Kamut is super easy to cook with and does not require a lot of prep.
If you are grinding your Kamut into flour you do not need to rinse beforehand. Rinsing would cause the flour to have extra moisture and pack together too easily.
If you do need to rinse your Kamut before grinding, you can spread them out on a baking sheet and place them in the oven at a low temperature for a few minutes.
Doing this will remove the moisture so the wheat berries can be ground into flour.
You do need to rinse your Kamut if you are cooking it whole. Wash kamut in a sieve or strainer in the sink before soaking. After rinsing, soak the Kamut in fresh water for 6-8 hours or overnight before cooking.
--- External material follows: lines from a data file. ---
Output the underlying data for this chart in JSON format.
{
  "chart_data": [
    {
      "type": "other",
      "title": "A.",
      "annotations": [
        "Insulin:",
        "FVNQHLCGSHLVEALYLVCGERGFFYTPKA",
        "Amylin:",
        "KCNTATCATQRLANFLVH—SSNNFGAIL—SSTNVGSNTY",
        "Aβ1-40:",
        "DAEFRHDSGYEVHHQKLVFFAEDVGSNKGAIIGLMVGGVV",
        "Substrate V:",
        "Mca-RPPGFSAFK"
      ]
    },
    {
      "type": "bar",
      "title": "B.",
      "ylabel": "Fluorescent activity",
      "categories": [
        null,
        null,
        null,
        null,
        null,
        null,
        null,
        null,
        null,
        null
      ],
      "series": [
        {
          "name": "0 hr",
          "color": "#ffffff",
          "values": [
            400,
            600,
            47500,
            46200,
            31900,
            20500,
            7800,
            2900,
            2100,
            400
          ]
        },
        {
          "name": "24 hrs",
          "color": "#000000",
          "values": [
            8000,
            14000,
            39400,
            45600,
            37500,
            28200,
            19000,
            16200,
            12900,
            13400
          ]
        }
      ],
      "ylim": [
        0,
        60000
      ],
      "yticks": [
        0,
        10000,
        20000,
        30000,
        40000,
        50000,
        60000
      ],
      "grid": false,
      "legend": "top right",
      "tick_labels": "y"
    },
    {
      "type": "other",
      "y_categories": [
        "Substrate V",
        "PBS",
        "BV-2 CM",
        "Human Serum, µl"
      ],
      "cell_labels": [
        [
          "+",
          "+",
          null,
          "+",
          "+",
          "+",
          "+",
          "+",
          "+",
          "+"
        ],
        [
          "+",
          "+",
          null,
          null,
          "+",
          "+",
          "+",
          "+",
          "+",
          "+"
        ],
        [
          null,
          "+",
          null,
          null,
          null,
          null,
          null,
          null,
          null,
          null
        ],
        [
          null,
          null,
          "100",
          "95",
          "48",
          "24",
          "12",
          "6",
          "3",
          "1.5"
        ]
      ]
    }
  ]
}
Kamut is simple to prepare, and makes a very filling base. It can be used to make pilaf or added to salad.
It does not have much flavor when cooked plain, so cooking it with extra spices can help add some flavor.
Cooking it with stock or broth instead of water is another way to add flavor.
In a medium-size pot, add kamut and broth or water.
Bring to a boil and add a pinch of salt. Cover and reduce heat, let simmer for about 40 minutes to an hour.
They should be tender when fully cooked. Serve with your favorite vegetables, herbs, or seeds.
Grinding Kamut into flour is also a great use for it. It can be made into bread and many other baked goods.
Kamut flour stores much longer when placed in the freezer instead of the cabinet. It lasts for about 12 months in the freezer or 5-6 months if stored in a dry place.
Cooked Kamut can be stored in the refrigerator for up to 4 days or frozen for 7-8 weeks.
When storing whole, uncooked Kamut, keep it in a airtight container or sealed bag in a cool, dry place.